Naquela oportunidade, tive a ousadia de escrever-lhe uma carta, acusando-o de
destruir sua majestosa história, aliando-se a quem mais combatera, tendo-nos
como fiéis escudeiros. Era como se nosso Comandante-em-chefe passasse para o
lado do inimigo. Foi assim que me senti. Não entendi, nem aceitei, apesar da
resposta, que ele me enviou, falando em salvar a democracia, em superiores
interesses da pátria etc. Não dava para engolir Juscelino e Jango. Era, “mutatis mutandi” deixar de torcer pelo
Botafogo e passar a torcer pelo Flamengo que, diga-se de passagem, era o time
dele. Eu era – olha a imodéstia outra vez – “revolucionário”
até a raiz do cabelo e também achava prematuro o retorno dos civis ao Poder.
Somente vim a ter contato com Lacerda, outra vez, quando, após sua cassação,
foi ele preso e consegui visitá-lo, graças à interferência de um General, que
fora amigo de meu pai. Lacerda, em que pese a inteligência, a conversa fácil,
perdera o entusiasmo e, desta vez, falava, para valer, em sair da vida pública
e fazer o que nunca pudera, isto é, dedicar-se à família. Após esse episódio,
não mais o vi, até o lançamento de sua obra “A
Casa de meu Avô”. Noite de autógrafo em sua “Nova Fronteira”, editora que fundara com seus filhos, Sérgio e
Sebastião. Quando cheguei à mesa, ele se levantou e me deu um forte abraço. No
livro, apôs uma dedicatória eloqüente, como ele: “Ao jovem causídico, transfiro meu entusiasmo pelo Brasil.” Eu, já
morando no Rio, de vez em quando ia visitá-lo na Editora, sempre ao final da
tarde. Falávamos exclusivamente em literatura, já que ele proibia que se
falasse em política, se bem que, de forma irônica, criticava-me por “servir à ditadura”.
Era um sábado chuvoso, sem qualquer
perspectiva de praia. Sobrava esperar pela tarde e ir torcer pelo Botafogo.
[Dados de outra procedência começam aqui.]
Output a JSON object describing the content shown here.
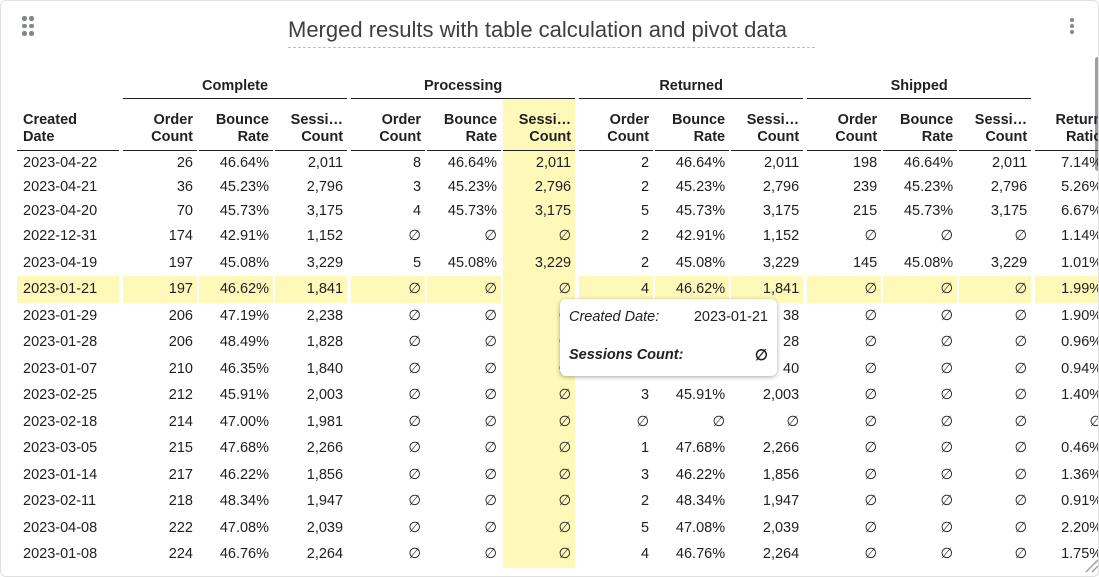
{
  "title": "Merged results with table calculation and pivot  data",
  "icons": {
    "drag": "drag-handle-icon",
    "menu": "more-vert-icon",
    "resize": "resize-grip-icon"
  },
  "colors": {
    "highlight": "#fef9b8",
    "text": "#202124"
  },
  "table": {
    "groups": [
      "Complete",
      "Processing",
      "Returned",
      "Shipped"
    ],
    "columns": [
      "Created\nDate",
      "Order\nCount",
      "Bounce\nRate",
      "Sessi…\nCount",
      "Order\nCount",
      "Bounce\nRate",
      "Sessi…\nCount",
      "Order\nCount",
      "Bounce\nRate",
      "Sessi…\nCount",
      "Order\nCount",
      "Bounce\nRate",
      "Sessi…\nCount",
      "Return\nRatio"
    ],
    "rows": [
      [
        "2023-04-22",
        "26",
        "46.64%",
        "2,011",
        "8",
        "46.64%",
        "2,011",
        "2",
        "46.64%",
        "2,011",
        "198",
        "46.64%",
        "2,011",
        "7.14%"
      ],
      [
        "2023-04-21",
        "36",
        "45.23%",
        "2,796",
        "3",
        "45.23%",
        "2,796",
        "2",
        "45.23%",
        "2,796",
        "239",
        "45.23%",
        "2,796",
        "5.26%"
      ],
      [
        "2023-04-20",
        "70",
        "45.73%",
        "3,175",
        "4",
        "45.73%",
        "3,175",
        "5",
        "45.73%",
        "3,175",
        "215",
        "45.73%",
        "3,175",
        "6.67%"
      ],
      [
        "2022-12-31",
        "174",
        "42.91%",
        "1,152",
        "∅",
        "∅",
        "∅",
        "2",
        "42.91%",
        "1,152",
        "∅",
        "∅",
        "∅",
        "1.14%"
      ],
      [
        "2023-04-19",
        "197",
        "45.08%",
        "3,229",
        "5",
        "45.08%",
        "3,229",
        "2",
        "45.08%",
        "3,229",
        "145",
        "45.08%",
        "3,229",
        "1.01%"
      ],
      [
        "2023-01-21",
        "197",
        "46.62%",
        "1,841",
        "∅",
        "∅",
        "∅",
        "4",
        "46.62%",
        "1,841",
        "∅",
        "∅",
        "∅",
        "1.99%"
      ],
      [
        "2023-01-29",
        "206",
        "47.19%",
        "2,238",
        "∅",
        "∅",
        "∅",
        "",
        "",
        "38",
        "∅",
        "∅",
        "∅",
        "1.90%"
      ],
      [
        "2023-01-28",
        "206",
        "48.49%",
        "1,828",
        "∅",
        "∅",
        "∅",
        "",
        "",
        "28",
        "∅",
        "∅",
        "∅",
        "0.96%"
      ],
      [
        "2023-01-07",
        "210",
        "46.35%",
        "1,840",
        "∅",
        "∅",
        "∅",
        "",
        "",
        "40",
        "∅",
        "∅",
        "∅",
        "0.94%"
      ],
      [
        "2023-02-25",
        "212",
        "45.91%",
        "2,003",
        "∅",
        "∅",
        "∅",
        "3",
        "45.91%",
        "2,003",
        "∅",
        "∅",
        "∅",
        "1.40%"
      ],
      [
        "2023-02-18",
        "214",
        "47.00%",
        "1,981",
        "∅",
        "∅",
        "∅",
        "∅",
        "∅",
        "∅",
        "∅",
        "∅",
        "∅",
        "∅"
      ],
      [
        "2023-03-05",
        "215",
        "47.68%",
        "2,266",
        "∅",
        "∅",
        "∅",
        "1",
        "47.68%",
        "2,266",
        "∅",
        "∅",
        "∅",
        "0.46%"
      ],
      [
        "2023-01-14",
        "217",
        "46.22%",
        "1,856",
        "∅",
        "∅",
        "∅",
        "3",
        "46.22%",
        "1,856",
        "∅",
        "∅",
        "∅",
        "1.36%"
      ],
      [
        "2023-02-11",
        "218",
        "48.34%",
        "1,947",
        "∅",
        "∅",
        "∅",
        "2",
        "48.34%",
        "1,947",
        "∅",
        "∅",
        "∅",
        "0.91%"
      ],
      [
        "2023-04-08",
        "222",
        "47.08%",
        "2,039",
        "∅",
        "∅",
        "∅",
        "5",
        "47.08%",
        "2,039",
        "∅",
        "∅",
        "∅",
        "2.20%"
      ],
      [
        "2023-01-08",
        "224",
        "46.76%",
        "2,264",
        "∅",
        "∅",
        "∅",
        "4",
        "46.76%",
        "2,264",
        "∅",
        "∅",
        "∅",
        "1.75%"
      ]
    ],
    "highlighted_column": 6,
    "highlighted_row": 5
  },
  "tooltip": {
    "label1": "Created Date:",
    "value1": "2023-01-21",
    "label2": "Sessions Count:",
    "value2": "∅"
  }
}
Toca o telefone, era o Almirante Meziano, meu companheiro de Ministério da
Fazenda e Lacerdista empedernido, como eu. “Desculpe
ligar, mas o Lacerda morreu, está sendo velado no São João Batista, e o enterro
será às cinco da tarde.” Atirei-me ao sofá, entre estupefato e absurdamente
triste, porque nem mesmo sabia que ele estava doente. Troquei de roupa e lá fui
para a Rua Real Grandeza. O velório cheio, mas não tanto quanto ele merecia. A
Revolução e os covardes de sempre temiam o Lacerda, mesmo morto. Fiquei até
umas três horas da tarde e corri para o Maracanã. O Botafogo perdeu e eu
aproveitei para chorar duas grandes paixões de minha vida.